Total kewajiban keuangan sesuai dengan ketentuan yang mengacu pada Kontrak Karya tahun 1991 yang telah dibayarkan Freeport Indonesia kepada Pemerintah Indonesia sejak tahun 1992 sampai bulan Desember 2010 adalah sebesar 11,4 miliar dolar AS. Jumlah tersebut terdiri dari pembayaran Pajak Penghasilan Badan sebesar 7,0 miliar dolar AS, Pajak Penghasilan Karyawan, Pajak Daerah, serta pajak- pajak lainnya sebesar 2,2 miliar dolar AS, royalti 1,2 miliar dolar AS dan dividen sebesar 1,1 miliar dolar AS.
Freeport Indonesia juga memberikan kontribusi tidak langsung bagi Indonesia termasuk investasi infrastruktur di Papua seperti kota, instalasi pembangkit listrik, bandara udara dan pelabuhan, jalan, jembatan, sarana pembuangan limbah, dan sistem komunikasi modern.

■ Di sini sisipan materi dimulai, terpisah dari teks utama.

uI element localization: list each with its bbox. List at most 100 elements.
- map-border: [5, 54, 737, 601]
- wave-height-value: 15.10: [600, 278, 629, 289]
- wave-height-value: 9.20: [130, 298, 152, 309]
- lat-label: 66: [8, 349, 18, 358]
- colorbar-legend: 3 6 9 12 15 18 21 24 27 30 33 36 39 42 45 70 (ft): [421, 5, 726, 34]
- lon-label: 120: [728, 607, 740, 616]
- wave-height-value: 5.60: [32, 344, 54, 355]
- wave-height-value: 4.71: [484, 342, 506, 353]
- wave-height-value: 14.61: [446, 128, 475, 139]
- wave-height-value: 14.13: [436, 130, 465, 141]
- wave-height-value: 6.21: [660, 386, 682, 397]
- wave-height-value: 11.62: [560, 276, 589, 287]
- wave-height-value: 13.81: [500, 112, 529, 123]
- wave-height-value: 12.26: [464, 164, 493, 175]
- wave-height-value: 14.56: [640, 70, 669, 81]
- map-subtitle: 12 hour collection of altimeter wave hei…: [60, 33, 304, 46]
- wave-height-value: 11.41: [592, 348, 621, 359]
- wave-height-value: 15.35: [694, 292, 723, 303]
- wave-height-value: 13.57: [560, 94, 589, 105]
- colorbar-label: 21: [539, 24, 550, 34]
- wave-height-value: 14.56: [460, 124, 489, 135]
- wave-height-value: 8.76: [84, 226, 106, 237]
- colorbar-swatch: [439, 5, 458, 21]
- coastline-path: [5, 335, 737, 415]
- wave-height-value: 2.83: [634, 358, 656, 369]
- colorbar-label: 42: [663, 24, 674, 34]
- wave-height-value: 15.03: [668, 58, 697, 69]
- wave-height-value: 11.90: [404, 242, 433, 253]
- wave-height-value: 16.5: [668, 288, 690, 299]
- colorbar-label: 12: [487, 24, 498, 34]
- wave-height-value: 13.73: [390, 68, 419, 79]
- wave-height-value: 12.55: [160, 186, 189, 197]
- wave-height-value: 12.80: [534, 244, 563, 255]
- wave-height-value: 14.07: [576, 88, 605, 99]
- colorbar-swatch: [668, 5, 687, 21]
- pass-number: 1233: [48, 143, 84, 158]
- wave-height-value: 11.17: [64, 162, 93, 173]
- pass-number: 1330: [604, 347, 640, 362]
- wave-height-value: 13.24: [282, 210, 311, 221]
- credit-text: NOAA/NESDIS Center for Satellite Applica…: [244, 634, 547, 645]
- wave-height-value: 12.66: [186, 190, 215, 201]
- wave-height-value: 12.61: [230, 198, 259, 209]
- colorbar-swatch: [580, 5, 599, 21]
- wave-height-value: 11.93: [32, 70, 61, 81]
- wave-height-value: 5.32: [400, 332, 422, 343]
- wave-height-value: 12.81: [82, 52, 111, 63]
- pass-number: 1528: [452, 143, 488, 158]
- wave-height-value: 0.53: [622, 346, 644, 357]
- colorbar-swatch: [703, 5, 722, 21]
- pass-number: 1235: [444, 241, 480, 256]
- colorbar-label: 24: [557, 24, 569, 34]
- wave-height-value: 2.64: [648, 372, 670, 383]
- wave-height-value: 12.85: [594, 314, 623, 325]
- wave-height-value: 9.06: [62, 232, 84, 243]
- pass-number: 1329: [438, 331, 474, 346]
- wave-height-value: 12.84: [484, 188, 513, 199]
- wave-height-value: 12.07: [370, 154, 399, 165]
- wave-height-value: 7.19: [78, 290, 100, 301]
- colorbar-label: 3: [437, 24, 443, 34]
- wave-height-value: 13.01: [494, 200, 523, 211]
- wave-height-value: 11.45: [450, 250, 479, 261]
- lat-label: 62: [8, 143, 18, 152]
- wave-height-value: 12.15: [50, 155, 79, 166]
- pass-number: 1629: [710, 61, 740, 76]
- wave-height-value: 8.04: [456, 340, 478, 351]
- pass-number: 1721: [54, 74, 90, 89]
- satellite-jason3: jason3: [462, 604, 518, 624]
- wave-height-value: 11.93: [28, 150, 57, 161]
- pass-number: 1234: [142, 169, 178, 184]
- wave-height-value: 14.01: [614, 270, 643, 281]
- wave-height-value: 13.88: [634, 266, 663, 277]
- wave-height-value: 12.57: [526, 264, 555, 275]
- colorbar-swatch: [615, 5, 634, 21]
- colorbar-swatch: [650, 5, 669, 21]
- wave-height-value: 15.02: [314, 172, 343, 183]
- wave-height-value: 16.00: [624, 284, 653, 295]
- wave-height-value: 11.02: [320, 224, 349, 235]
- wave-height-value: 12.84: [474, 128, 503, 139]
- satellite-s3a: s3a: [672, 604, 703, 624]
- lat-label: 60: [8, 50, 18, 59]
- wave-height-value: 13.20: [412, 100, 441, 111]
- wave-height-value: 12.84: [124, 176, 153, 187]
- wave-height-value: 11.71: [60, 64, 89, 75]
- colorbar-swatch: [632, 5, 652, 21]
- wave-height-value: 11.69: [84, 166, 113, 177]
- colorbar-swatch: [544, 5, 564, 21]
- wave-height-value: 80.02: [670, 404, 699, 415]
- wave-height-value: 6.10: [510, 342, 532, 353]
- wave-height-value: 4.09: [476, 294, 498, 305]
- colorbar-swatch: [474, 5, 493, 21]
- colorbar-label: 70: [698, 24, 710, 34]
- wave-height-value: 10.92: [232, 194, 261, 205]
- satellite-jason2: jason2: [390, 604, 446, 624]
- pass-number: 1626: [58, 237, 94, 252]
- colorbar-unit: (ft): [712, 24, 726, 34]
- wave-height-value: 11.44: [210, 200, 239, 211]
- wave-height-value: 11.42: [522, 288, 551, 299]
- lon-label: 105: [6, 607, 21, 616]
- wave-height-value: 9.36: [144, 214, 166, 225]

Infrastruktur sosial yang disediakan oleh perusahaan termasuk sekolah, asrama, rumah sakit dan klinik, tempat ibadah, sarana rekreasi dan pengembangan usaha kecil dan menengah. Freeport Indonesia telah melakukan investasi senilai kurang lebih 6,6 miliar dolar AS pada berbagai proyek.
Berdasarkan studi yang dilakukan Lembaga Penelitian Ekonomi dan Sosial Fakultas Ekonomi Universitas Indonesia (LPEM-UI) pada tahun 2010, kontribusi Freeport Indonesia terhadap Produk Domestik Bruto Daerah (PDRB) Kabupaten Mimika mencapai 96%, sedangkan untuk PDRB Propinsi Papua mencapai 60%. Kontribusi Freeport Indonesia terhadap Produk Domestik Bruto (PDB) Indonesia mencapai 1,59%.
Sampai dengan tahun 2010, jumlah total karyawan Freeport Indonesia dan perusahaan kontraktornya berjumlah lebih dari 22.000 orang; 30% diantaranya adalah pekerja asli Papua dan hanya mempekerjakan kurang dari 2% tenaga asing. Untuk meningkatkan tenaga terampil asal Papua, pada tahun 2003 Freeport Indonesia mendirikan Institut Pertambangan Nemangkawi (IPN) sebagai pusat pelatihan tenaga terampil yang sampai saat ini sudah meluluskan lebih dari 1.500 siswa magang untuk bekerja di Freeport Indonesia dan perusahaan kontraktor.
Freeport Indonesia senantiasa berupaya menjalankan kegiatan operasi pertambangannya dengan cara yang mengedepankan hubungan yang positif dan terbuka dengan masyarakat, pemerintah dan pemangku kepentingan lain guna mendukung manfaat berkelanjutan. Sepanjang tahun 2010, Freeport Indonesia telah menginvestasikan lebih dari 137 juta dolar AS dalam berbagai program pembangunan berkelanjutan di Papua; di mana 69,7 juta dolar AS diperuntukkan untuk program pengembangan masyarakat melalui dana kemitraan.